The witness also testified concerning profound personal and family
reasons for not wanting to do anything to comply with such unsanctioned
boycott.
(Transcript, at 92-98; Initial Decision, at 8-10.)
OAC has failed to advance reasons sufficient for discounting the
credibility attributed to the T&C testimony by the ALJ.

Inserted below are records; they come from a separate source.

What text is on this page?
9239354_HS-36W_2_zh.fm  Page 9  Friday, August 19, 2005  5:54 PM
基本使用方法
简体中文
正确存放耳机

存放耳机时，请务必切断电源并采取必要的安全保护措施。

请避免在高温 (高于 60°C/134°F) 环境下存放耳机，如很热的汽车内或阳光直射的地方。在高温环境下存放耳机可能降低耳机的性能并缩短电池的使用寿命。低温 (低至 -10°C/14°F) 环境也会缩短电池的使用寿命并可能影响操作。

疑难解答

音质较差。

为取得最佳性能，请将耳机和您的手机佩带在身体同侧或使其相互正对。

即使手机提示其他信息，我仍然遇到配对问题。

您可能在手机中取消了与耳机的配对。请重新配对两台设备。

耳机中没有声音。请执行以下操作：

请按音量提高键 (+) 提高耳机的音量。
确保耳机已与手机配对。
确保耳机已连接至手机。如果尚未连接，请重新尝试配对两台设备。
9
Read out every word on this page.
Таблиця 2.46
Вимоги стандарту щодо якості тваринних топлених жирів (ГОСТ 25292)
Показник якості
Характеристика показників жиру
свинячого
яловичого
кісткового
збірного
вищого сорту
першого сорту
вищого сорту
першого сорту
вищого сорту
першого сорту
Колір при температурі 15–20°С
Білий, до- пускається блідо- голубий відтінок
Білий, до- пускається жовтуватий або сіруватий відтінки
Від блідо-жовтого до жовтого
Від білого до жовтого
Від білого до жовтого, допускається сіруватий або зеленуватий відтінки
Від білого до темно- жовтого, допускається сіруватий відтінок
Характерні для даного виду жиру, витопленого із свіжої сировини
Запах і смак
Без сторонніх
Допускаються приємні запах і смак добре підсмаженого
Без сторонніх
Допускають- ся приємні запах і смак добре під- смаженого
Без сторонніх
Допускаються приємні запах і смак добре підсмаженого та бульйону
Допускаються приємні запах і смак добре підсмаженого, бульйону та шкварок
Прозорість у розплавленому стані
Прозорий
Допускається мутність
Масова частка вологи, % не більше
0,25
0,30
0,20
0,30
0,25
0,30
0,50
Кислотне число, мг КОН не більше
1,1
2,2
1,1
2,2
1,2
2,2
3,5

Accordingly, I AFFIRM the ALJ's finding that OAC did not meet its
burden of proof on the intent element.
b. Knowledge Element
The ALJ also based his decision on a separate finding that OAC had
failed to meet its burden of proof on another element of the violation
charged. Specifically, the ALJ found that OAC failed to meet its burden
of proof regarding a showing that T&C knew or believed that TCY was
restricted from having any business relationship in a boycotting
country, hereafter referred to as the ``knowledge element''. OAC argues
that the ALJ misconstrued the nature of the proof required on the
knowledge element.
Having decided that the ALJ should be affirmed on account of his
decision relative to the intent element, however, it is unnecessary to
resolve the controversy regarding the knowledge element. Accordingly, I
have decided not to address that issue in this case. Should a later
case turn on that issue, however, this office will not treat the ALJ's
decision in this case as a precedent and will resolve the issue on the
merits as presented in any later case.
Based on review of the administrative record and for the reasons
stated above, the order of the ALJ dismissing the charge against T&C is
hereby affirmed in part.
Dated: May 16, 1995.
William A. Reinsch,
Under Secretary for Export Administration.